Everyone said they needed to abort this child, but the experts at Hadassah knew better.
Saving a Precious Baby
By Deborah Blachor
Every new life is a miracle, but sometimes the miracle is unmistakable. Six months after the birth of their son, Tamar (Tami) and Yehudah Dror still can’t believe they have a healthy baby. But they do know exactly who to thank.
The story began during Tami’s 17th week of pregnancy. She and Yehudah were at a routine ultrasound when they heard the first piece of distressing news. Their gynecologist told them that the baby had a heart defect and referred them to a pediatric cardiologist. After examining the heart of the fetus, the cardiologist delivered a shattering diagnosis. The defect was very serious, he said. If the baby went to term, it would be impossible to treat. The couple was advised to terminate the pregnancy.
“We were devastated,” Tami said. “We’d been trying to have a baby for two-and-a-half years. But he said it would be too difficult to treat a baby with this condition. He left no room for doubt – he recommended ending the pregnancy.”
The cardiologist said that the baby had a hole in his heart – a common and treatable condition – but that the serious complication was the absence of pulmonary arteries. After hearing the same opinion from two other medical professionals, Tami and Yehudah gave up on their baby. The religious couple – who live on Kibbutz Sa’ad in the south of Israel – began researching where and how to induce abortion.
During this dark time the couple consulted their friends for support and also their Rabbi. Both the Rabbi and a friend – as well as their gynecologist – told them to seek yet another opinion. All three referred them to the head of the Department of Pediatric Cardiology at Hadassah Hospital, Professor Azaria Rein.
“We made the appointment,” Tami said. “At the very least, we would know that we’d done everything, and perhaps we could feel more peaceful about what we were about to do.”
After an extensive examination, Prof.
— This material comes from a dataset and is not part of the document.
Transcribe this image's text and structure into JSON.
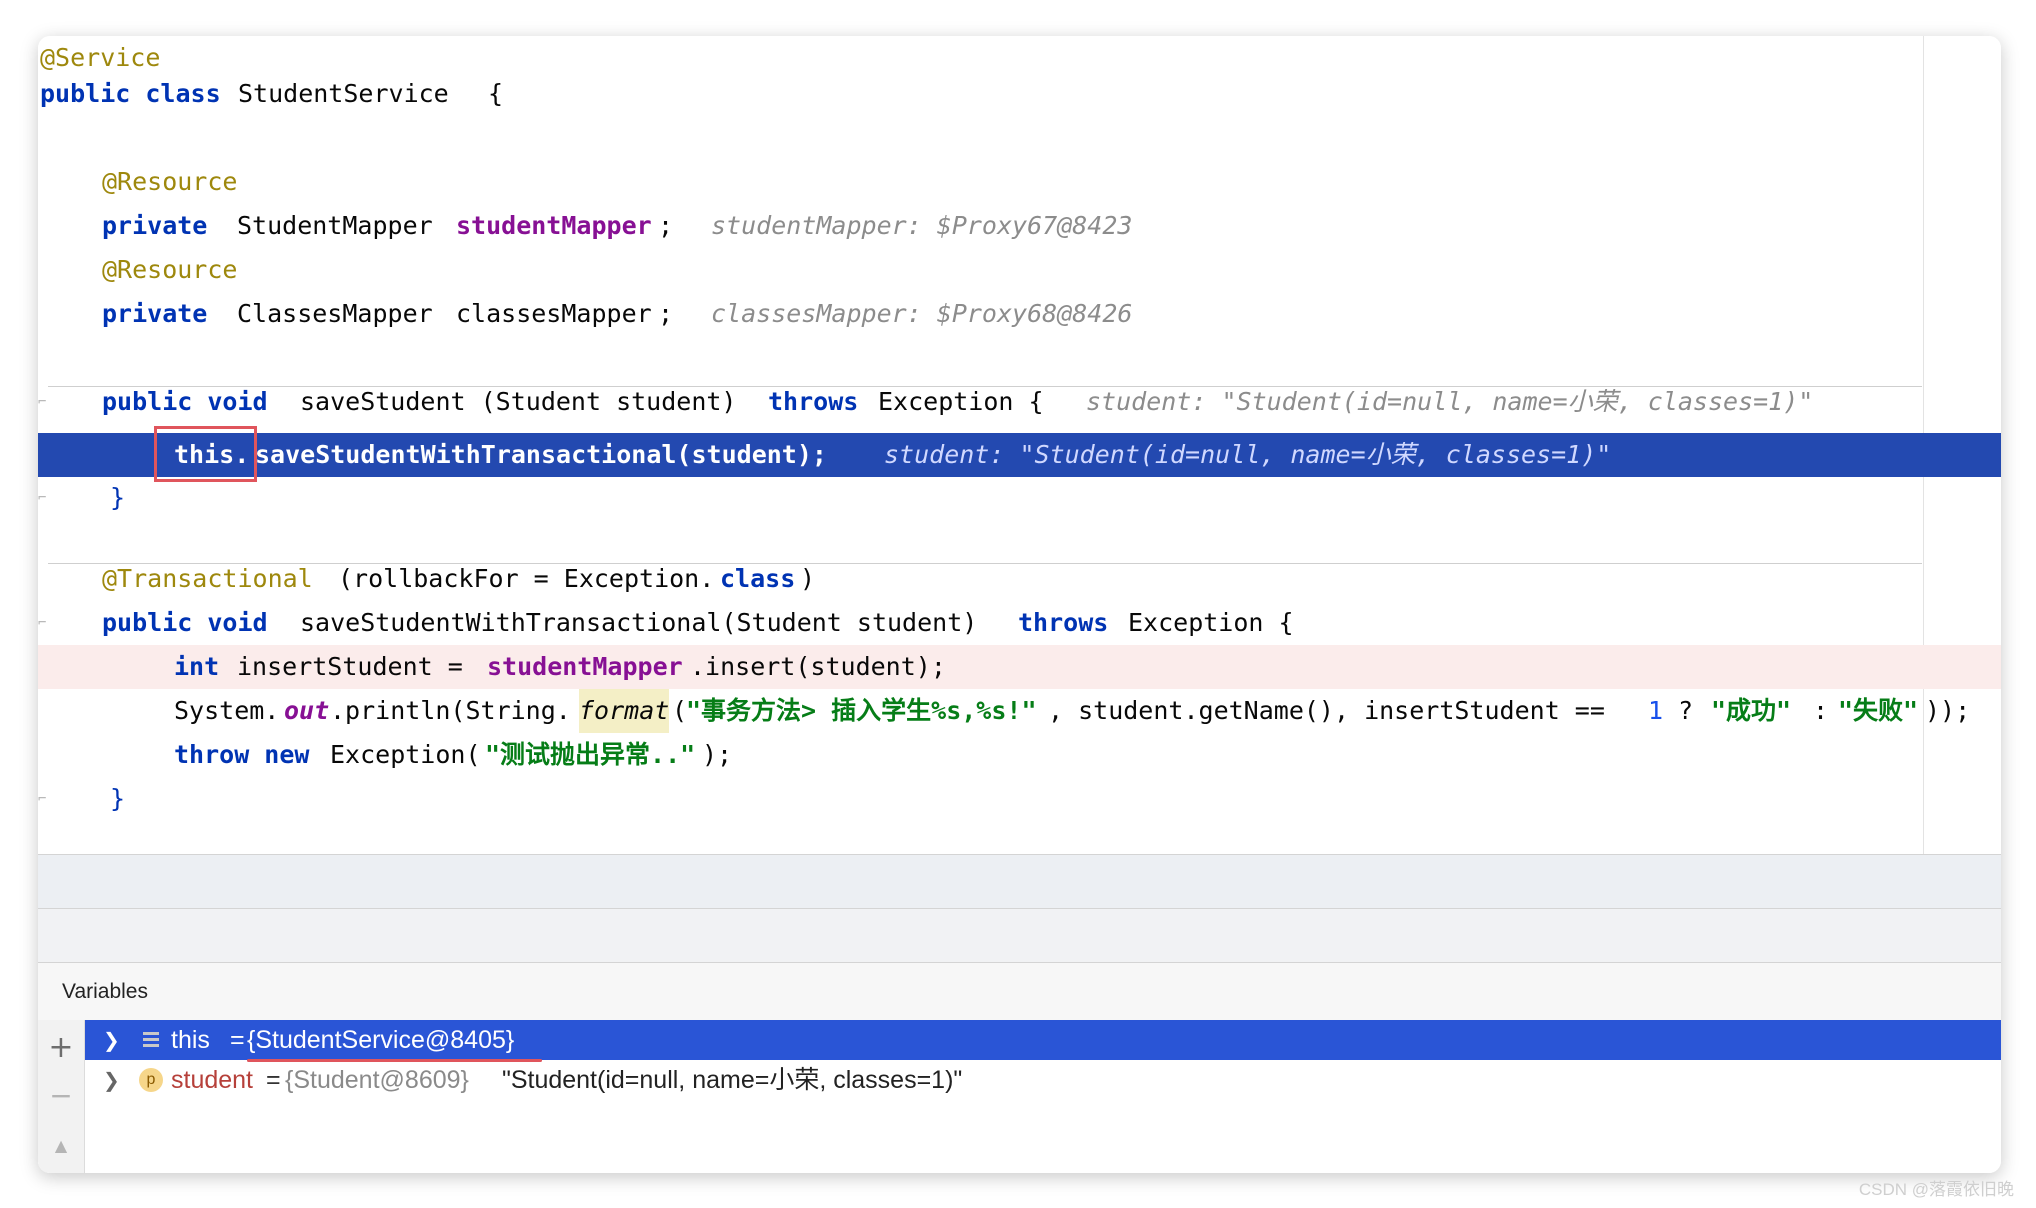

Rein told Tammy and Yehudah that he disagreed with all the previous diagnoses. He told them the defect was treatable, and advised them to go ahead with the pregnancy.
“I saw heart disease that could be completely repaired after birth,” he said. “I showed them what would need to be done.”
The couple was stunned. After hearing the opposite diagnosis from more than one medical professional, they weren’t sure what or who to believe. They’d been told that the baby – if it survived – would suffer greatly after it was born. They didn’t want to bring a suffering baby into the world, but neither did they want to give up on the pregnancy.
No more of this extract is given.